The river is the true heart of the canyon. Tourists are drawn by the thousands to its cool clear waters every summer to play and escape the brutal Texas summer heat. The river not only supplies life to our canyon communities but also plays an important role in the life of our vineyard.
The vineyard’s planting allows the natural airflow that drawls through the canyons to ventilate and circulate around the vines. In the summers, the river keeps the air temperature a few degrees cooler and helps cool the vines as airflow and winds increase at night. Early mornings often bring breezy, cool conditions that help dry the morning dew from the grapes. Winds produced by the hillsides are extremely important as they dry the grapes and prevent mold or mildew issues.

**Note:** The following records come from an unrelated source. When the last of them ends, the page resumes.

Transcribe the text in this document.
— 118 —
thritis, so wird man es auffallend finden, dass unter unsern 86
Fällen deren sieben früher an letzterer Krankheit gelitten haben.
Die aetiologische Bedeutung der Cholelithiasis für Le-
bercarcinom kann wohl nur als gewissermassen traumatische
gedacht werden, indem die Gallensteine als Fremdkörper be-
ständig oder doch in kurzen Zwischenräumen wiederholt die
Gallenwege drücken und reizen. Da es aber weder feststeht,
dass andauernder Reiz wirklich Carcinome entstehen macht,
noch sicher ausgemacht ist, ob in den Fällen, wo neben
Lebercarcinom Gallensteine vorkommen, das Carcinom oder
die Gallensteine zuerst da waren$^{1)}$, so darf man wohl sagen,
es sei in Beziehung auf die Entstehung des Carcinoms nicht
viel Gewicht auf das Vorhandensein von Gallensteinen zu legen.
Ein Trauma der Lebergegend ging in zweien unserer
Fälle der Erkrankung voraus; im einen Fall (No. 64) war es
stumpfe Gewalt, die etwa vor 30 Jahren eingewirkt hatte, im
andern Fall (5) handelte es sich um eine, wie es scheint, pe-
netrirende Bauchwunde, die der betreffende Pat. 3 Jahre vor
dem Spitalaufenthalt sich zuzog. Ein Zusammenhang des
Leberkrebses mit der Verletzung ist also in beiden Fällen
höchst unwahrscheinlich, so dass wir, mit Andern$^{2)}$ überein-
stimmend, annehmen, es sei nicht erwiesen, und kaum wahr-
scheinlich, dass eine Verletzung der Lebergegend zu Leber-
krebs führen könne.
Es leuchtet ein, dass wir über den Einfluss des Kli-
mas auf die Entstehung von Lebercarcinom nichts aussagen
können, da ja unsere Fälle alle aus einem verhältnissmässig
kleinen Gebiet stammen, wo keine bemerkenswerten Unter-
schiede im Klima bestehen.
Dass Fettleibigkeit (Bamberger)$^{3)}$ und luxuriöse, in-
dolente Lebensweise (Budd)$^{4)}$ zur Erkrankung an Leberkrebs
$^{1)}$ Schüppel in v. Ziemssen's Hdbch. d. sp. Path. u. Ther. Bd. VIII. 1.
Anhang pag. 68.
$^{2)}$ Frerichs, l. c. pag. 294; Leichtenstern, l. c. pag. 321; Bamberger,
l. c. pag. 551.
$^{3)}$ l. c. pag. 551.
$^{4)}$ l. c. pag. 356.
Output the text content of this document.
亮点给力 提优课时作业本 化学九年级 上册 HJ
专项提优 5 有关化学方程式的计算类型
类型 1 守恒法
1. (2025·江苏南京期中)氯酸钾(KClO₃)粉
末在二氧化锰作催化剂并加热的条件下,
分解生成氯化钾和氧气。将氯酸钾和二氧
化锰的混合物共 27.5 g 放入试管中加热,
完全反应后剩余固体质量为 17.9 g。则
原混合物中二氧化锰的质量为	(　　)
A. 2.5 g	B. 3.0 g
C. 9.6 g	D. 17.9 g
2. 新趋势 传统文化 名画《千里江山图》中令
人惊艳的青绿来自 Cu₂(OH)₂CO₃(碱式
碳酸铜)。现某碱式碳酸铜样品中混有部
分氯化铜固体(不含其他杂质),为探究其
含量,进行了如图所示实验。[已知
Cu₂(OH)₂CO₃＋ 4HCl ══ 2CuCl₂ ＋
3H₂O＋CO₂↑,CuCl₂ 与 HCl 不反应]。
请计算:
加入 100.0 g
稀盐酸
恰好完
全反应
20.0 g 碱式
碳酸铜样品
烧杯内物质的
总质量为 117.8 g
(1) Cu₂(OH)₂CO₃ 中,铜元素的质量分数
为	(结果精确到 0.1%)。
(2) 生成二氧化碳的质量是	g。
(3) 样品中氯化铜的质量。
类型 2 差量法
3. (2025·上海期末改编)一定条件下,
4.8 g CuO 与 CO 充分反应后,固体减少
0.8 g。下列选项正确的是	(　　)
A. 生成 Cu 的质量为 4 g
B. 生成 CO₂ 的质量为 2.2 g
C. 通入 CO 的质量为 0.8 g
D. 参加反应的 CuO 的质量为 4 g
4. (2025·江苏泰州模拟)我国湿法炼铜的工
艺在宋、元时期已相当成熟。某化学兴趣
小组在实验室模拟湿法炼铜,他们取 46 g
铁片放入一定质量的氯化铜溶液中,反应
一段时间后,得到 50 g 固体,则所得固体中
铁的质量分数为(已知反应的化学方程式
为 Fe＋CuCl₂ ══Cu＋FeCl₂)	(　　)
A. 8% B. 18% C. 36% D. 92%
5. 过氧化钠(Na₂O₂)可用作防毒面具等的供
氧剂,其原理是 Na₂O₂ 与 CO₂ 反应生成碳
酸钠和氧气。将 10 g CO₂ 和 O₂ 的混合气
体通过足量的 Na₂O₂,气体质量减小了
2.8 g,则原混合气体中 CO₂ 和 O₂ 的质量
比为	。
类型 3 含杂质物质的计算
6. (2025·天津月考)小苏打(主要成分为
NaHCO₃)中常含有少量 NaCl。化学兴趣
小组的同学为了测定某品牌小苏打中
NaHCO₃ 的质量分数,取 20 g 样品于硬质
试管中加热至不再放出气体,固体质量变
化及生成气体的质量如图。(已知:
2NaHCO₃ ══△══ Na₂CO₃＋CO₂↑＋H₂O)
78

The cooler temperatures and breezes provide the vineyard with some much needed relief from the relentless, midday summer sun.
During early spring as the vines come out of their winter hibernation and begin to grow, they are anxiously checked for late frost or freeze after bud brake. During this time of year the outside air temperature is far lower than the water’s temperature in the river. Again, the flowing water helps increase the surrounding air temperature by a few degrees while the Canyon helps circulate warmer air through the vineyard rows. This natural airflow also helps keep our grapes dry and free from moisture that could potentially freeze. While a few degrees in temperatures may not seem significant, this even slightly warmer air helps protect the vineyard from frost damage and is definitely beneficial in preventing bud loss on the vines.
As mentioned above, the river is naturally fed by underground springs. These springs come from fresh water stored and collected in a large network of underground cracks and fissures formed in the limestone clay soils.